Author: David B. Weisenfeld, XpertHR Legal Editor

July 26, 2013

New Hampshire has joined 18 other states and the District of Columbia in legalizing medical marijuana. Governor Maggie Hassan signed a law authorizing the therapeutic use of marijuana on July 23, and it took effect immediately. With the signing of the New Hampshire law, all six New England states now have legalization laws to permit medical marijuana use. However, none of these laws authorize medical marijuana use or possession in the workplace.

Under the New Hamsphire measure, patients with cancer, HIV/AIDS, Crohn's disease and other approved serious illnesses must be issued special identification cards to possess a maximum of two ounces of the drug. To qualify for medical marijuana use, state residents will have to meet the following requirements:

  • Be a patient of the prescribing doctor for at least 90 days;
  • Have tried other remedies; and
  • Exhibited certain symptoms.

The law adds that its purpose is to protect patients with debilitating medical conditions. It specifically allows registered patients to obtain marijuana from four nonprofit, state-licensed alternative treatment centers in the state. However, it does not permit patients to grow marijuana at home. 2013 Bill Tracking NH H.B. 573.

Federal law continues to prohibit marijuana use, whether medicinal or otherwise. However, the New Hampshire law addresses that conflict by noting that "states are not required to enforce federal law or prosecute people for engaging in activities prohibited by federal law."

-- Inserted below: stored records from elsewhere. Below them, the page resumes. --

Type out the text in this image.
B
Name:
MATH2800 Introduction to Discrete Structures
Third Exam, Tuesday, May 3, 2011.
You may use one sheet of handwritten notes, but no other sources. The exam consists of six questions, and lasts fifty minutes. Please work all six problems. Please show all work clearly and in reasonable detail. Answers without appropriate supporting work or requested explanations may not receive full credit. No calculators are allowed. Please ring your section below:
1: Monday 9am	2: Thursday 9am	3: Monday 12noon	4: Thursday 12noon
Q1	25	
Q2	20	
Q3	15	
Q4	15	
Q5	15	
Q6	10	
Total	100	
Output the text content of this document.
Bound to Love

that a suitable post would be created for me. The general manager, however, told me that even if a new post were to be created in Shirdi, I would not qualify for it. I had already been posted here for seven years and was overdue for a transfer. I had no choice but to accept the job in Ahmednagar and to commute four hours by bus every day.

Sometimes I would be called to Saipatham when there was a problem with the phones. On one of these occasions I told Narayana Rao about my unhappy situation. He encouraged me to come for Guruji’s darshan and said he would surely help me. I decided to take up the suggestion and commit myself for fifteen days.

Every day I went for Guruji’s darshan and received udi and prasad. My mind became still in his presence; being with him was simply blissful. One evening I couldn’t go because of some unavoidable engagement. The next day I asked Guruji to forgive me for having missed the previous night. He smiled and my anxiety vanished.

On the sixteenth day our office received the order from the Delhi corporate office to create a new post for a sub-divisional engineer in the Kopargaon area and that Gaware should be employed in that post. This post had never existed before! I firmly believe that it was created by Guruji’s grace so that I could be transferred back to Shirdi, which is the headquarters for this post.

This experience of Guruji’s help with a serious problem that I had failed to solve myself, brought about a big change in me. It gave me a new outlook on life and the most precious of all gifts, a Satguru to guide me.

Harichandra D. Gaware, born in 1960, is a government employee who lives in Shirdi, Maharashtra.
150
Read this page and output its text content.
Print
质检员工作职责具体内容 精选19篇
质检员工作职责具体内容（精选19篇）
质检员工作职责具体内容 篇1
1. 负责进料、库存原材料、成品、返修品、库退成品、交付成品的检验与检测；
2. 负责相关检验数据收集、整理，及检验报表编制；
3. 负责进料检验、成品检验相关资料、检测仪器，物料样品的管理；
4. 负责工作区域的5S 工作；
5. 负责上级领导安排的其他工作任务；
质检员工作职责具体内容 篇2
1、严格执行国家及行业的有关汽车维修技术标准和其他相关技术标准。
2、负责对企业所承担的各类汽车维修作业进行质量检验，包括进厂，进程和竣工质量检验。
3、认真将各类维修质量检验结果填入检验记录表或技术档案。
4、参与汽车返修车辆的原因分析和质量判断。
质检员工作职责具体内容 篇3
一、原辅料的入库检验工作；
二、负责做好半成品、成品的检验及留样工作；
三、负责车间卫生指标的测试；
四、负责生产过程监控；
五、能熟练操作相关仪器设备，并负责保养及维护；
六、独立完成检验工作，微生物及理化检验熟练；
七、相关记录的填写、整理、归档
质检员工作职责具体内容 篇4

In a statement, Governor Hassan said, "I have always maintained that allowing doctors to provide relief to patients through the use of appropriately regulated and dispensed medical marijuana is the compassionate and right policy for the State of New Hampshire."

A recent XpertHR podcast examines the trend of state marijuana legalization laws and what they mean for employer drug testing policies as well as workplace accommodations. Two states, Colorado and Washington, took the additional step of legalizing recreational marijuana use for individuals 21 and older through ballot initiatives in November 2012.